An activist group led by the Alliance for Climate Protection has crafted another national TV ad aimed at debunking “the clean coal myth,” this one directed by Hollywood legends Joel & Ethan Coen (directors of No Country for Old Men, in case you’re still puzzling over my obscure headline).
Produced by The Reality Coalition, the ad depicts a pitchman touting a fictional product called “Clean Coal” air freshener. He’s inter-cut with shots of a family spraying what looks like coal dust out of an aerosol can and coughing. The spot ends with the coalition’s stock text message: “In reality, there is no such thing as ‘clean coal.'” The best line in the mock ad, though, is when the pitchman explains that the product “harnesses the awesome power of the word ‘clean,'” the implication being that saying something is clean doesn’t make it so.
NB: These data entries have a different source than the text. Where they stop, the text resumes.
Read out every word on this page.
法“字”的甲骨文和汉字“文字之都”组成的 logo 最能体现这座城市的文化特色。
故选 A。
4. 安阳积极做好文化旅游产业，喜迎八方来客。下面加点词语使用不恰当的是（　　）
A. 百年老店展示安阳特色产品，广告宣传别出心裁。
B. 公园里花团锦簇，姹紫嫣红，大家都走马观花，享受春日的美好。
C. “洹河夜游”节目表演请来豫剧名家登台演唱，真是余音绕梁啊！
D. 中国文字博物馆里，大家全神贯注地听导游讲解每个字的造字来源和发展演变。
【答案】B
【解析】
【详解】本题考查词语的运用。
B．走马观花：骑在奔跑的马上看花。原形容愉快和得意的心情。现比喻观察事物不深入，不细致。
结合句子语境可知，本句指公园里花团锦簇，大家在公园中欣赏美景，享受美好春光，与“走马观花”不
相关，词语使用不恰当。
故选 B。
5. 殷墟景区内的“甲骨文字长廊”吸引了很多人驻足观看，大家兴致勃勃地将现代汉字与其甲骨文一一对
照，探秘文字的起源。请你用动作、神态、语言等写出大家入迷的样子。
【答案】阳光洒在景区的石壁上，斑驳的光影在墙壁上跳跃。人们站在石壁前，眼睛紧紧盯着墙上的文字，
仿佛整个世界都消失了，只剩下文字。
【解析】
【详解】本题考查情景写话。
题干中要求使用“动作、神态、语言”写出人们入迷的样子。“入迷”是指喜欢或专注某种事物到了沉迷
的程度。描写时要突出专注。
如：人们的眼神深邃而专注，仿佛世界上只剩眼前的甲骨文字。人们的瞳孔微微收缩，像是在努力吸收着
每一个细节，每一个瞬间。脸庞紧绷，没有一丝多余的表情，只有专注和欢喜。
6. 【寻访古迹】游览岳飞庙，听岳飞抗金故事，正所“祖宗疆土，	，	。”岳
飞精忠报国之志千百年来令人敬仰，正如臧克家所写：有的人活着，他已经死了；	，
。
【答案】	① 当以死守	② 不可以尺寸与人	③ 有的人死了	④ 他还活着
Former Vice President Al Gore has been on the stump for some time, carrying the same message; that clean-coal technology “doesn’t exist.” Reality Coalition spokesman Brian Hardwick goes farther than that. He claims that not only does it not exist but the industry isn’t doing much to make it reality. A separate analysis by the Center for American Progress pegged the research commitment by U.S. coal companies to carbon capture technology at about $3.5 billion “over several years,” compared to combined profits of $57 billion in just one year (2007).
The clean-coal debate is relevant to Californians. Mostly through imported power, coal provides more than 16% of the electricity we use. And as I mentioned in my radio segment for The California Report, China is counting on the U-S to develop technology to allow them to burn coal “cleanly.”
While clever, the ad does kind of miss the climate connection. It seems to be aimed at particulate pollution rather than the unseen emissions of carbon dioxide and other greenhouse gases blamed for global warming. Hardwick responded to that critique by saying that “Truly clean coal would have to mitigate all the (environmental) issues” involved in burning the fuel. Still, it’s a source of potential confusion for viewers unclear about the distinctions among greenhouse gases, ozone-depleting gases and local air quality issues.